Tonight we celebrate the achievements of the class of January, 2018. Thank you to the families and friends and partners who have helped the graduates reach this moment. We know there have been many sacrifices and we're grateful for your belief in their work and your support of your graduate at moments of doubt and fear and tiredness.
There was much tiredness.
What I'd like to say to you is that it's not over. This part is over, yes, but this is only the beginning. As you enter the free world, that is, a world free of packet deadlines, annotations, three week increments of productivity, you'll take us with you. You'll remember the words of faculty and peers and you'll take with you our encouragement and the ongoing assistance of the friends you've made in this program. All of this is necessary because it's not easy out there.
Writing is not for the faint hearted. But it is for the stubborn, the persistent, the driven, those with stories to tell, those who hear and see and believe in something true and have an inner language with its own rhythms that needs to be heard.
When I was a child, they read psalms at the morning assembly in elementary school. Starting the day with that strange Biblical language educated my ear: the valley of the shadow of death; my cup runneth over. Things like that. And then when I was in tenth grade we were assigned a Keats or Shakespeare sonnet to memorize every week. We blustered our way through: Then on the shore of the wide world I stand alone and think till love and fame to nothingness do sink. It was a good beginning and I'm grateful for it.
You who are graduating have a heightened relationship to language. You can do things with it that other people can't. And it drives you to speak and speak and speak in the form of lines on the page.
When you leave us, don't get lost in the clutter, in all of the distractions of our culture and this age. The Age of Enlightenment? No. Innocence? No. I believe we could call it the age of fear. The dark age. None of us can solve the issues that challenge us. Nuclear war, climate change, the rape of the natural world, masses of desperate people moving from one place to another in search of stability. We do the small things that we can do to help. We vote, we lend our support to causes we believe in, we stay informed, and we keep eyes and ears open. I suspect we are united in the realization that it's dangerous to turn our backs and ignore the current state of affairs. But political action—in whatever form it takes—is not your primary job. Your primary job is to get your voices out there in the ways you have learned here, through fiction and poetry. We need your point of view, your images, your sounds, your imagination. You allow us to know more than ourselves, to go beyond our limited experience. Your work helps us to understand the person who is standing next to us, to feel empathy. Because, in the words of the British novelist, Ian McEwan, "Imagining what it is like to be someone other than oneself is at the core of our humanity. It is the essence of compassion and it is the beginning of morality." And as poet Maurice Manning told us this morning, "The self is found outside of the self."
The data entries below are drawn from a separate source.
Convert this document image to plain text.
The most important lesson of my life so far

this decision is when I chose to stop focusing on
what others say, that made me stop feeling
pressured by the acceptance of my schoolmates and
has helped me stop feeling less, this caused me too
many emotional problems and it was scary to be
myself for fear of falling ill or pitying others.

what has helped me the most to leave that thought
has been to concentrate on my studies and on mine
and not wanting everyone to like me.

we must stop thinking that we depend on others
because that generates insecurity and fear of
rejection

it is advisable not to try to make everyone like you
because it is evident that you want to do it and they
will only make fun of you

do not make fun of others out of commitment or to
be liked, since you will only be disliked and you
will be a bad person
We are always in the process of becoming. We're never finished. Nor is the world. The noun is misleading because the world is never static; it's reshaping and reimagining itself always. In part, because of us, because of writers.
When I thought about what I wanted to say this afternoon I remembered a poem I first discovered in graduate school some 35 years ago. It's one that I go back to frequently and always, the first line which goes… Even now this landscape is assembling… helps me to remember that nothing is finished, not even the past, nothing is completed, everything continues to evolve. This is true for all of us but especially the 11 people up front. You will leave here tomorrow with a substantial beginning towards a book. May that book grow and evolve because of your stubbornness and persistence. May you imagine. May you take risks. May you have courage and be outrageous and disciplined.
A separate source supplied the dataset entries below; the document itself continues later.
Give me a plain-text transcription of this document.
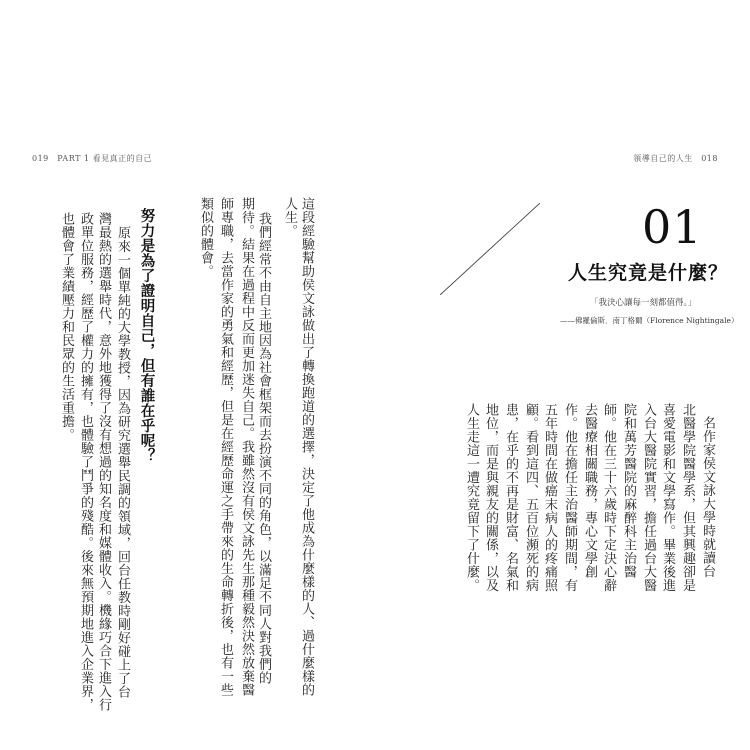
019　PART 1 看見真正的自己	領導自己的人生　018
這段經驗幫助侯文詠做出了轉換跑道的選擇，決定了他成為什麼樣的人、過什麼樣的
人生。
我們經常不由自主地因為社會框架而去扮演不同的角色，以滿足不同人對我們的
期待。結果在過程中反而更加迷失自己。我雖然沒有侯文詠先生那種毅然決然放棄醫
師專職，去當作家的勇氣和經歷，但是在經歷命運之手帶來的生命轉折後，也有一些
類似的體會。
努力是為了證明自己，但有誰在乎呢？
原來一個單純的大學教授，因為研究選舉民調的領域，回台任教時剛好碰上了台
灣最熱的選舉時代，意外地獲得了沒有想過的知名度和媒體收入。機緣巧合下進入行
政單位服務，經歷了權力的擁有，也體驗了鬥爭的殘酷。後來無預期地進入企業界，
也體會了業績壓力和民眾的生活重擔。	01
人生究竟是什麼？
「我決心讓每一刻都值得。」
——佛羅倫斯．南丁格爾（Florence Nightingale）
名作家侯文詠大學時就讀台
北醫學院醫學系，但其興趣卻是
喜愛電影和文學寫作。畢業後進
入台大醫院實習，擔任過台大醫
院和萬芳醫院的麻醉科主治醫
師。他在三十六歲時下定決心辭
去醫療相關職務，專心文學創
作。他在擔任主治醫師期間，有
五年時間在做癌末病人的疼痛照
顧。看到這四、五百位瀕死的病
患，在乎的不再是財富、名氣和
地位，而是與親友的關係，以及
人生走這一遭究竟留下了什麼。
The poem is "All Hallows" by Louise Glück. I'm comforted by the sounds of the words, by the many verbs that build the images, and by the simple evocation of the human things we rarely talk about directly, but do always refer to in our work. Things like heart and soul and our connection to world around us.
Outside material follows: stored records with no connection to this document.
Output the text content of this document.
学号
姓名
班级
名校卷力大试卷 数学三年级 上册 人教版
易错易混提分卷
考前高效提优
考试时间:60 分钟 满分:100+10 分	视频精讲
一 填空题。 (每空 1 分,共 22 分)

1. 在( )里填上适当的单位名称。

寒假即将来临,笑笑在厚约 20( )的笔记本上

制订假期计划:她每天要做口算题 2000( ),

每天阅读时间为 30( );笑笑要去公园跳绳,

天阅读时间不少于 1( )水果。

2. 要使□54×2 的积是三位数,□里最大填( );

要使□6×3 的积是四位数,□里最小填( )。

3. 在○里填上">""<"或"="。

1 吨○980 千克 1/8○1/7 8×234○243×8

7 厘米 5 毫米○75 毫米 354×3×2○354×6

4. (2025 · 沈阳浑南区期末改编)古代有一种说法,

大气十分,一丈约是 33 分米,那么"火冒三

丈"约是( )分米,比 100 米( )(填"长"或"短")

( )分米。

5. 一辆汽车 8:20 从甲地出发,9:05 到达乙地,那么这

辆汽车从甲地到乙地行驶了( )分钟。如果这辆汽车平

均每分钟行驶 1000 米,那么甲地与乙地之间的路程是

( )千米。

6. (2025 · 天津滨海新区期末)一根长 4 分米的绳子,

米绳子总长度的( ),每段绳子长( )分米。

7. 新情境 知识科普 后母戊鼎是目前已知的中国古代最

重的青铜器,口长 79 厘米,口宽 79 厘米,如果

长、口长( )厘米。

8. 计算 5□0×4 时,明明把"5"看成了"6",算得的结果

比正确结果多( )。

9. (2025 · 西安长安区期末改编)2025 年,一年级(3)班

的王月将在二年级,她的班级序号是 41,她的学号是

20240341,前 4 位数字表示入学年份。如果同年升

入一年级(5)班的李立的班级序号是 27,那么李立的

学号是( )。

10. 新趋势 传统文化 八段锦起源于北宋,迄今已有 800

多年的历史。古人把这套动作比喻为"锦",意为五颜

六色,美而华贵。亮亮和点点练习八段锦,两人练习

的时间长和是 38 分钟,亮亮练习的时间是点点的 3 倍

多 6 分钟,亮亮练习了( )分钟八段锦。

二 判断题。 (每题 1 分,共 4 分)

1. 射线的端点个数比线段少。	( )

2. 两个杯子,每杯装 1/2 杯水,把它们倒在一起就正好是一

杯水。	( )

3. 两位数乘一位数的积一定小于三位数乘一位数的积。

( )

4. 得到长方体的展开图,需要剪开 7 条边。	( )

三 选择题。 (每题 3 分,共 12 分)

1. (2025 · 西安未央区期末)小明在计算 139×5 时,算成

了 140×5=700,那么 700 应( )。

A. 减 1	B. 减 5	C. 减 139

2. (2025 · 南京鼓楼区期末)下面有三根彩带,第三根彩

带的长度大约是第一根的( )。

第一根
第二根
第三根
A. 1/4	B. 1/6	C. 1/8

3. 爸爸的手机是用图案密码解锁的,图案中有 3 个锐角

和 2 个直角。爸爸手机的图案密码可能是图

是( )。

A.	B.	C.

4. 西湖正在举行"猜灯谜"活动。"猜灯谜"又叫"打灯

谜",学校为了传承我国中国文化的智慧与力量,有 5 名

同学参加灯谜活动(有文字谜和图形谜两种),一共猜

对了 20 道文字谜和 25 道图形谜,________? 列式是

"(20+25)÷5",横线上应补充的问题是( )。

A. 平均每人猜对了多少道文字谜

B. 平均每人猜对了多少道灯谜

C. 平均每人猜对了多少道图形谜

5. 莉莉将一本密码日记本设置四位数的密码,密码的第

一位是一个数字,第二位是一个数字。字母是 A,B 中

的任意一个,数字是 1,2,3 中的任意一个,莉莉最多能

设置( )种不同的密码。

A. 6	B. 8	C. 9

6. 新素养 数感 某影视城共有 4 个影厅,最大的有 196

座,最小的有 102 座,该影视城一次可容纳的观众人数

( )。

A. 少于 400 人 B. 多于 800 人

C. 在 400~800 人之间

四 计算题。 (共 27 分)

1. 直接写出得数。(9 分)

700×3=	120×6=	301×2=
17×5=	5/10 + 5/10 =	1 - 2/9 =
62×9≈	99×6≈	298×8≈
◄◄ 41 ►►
Even now this landscape is assembling.
The hills darken. The oxen
sleep in their blue yoke,
the fields having been
picked clean, the sheaves
bound evenly and piled at the roadside
among cinquefoil, as the toothed moon rises:
This is the barrenness
of harvest or pestilence.
And the wife leaning out the window
with her hand extended, as in payment,
and the seeds
distinct, gold, calling
Come here, little one
And the soul creeps out of the tree.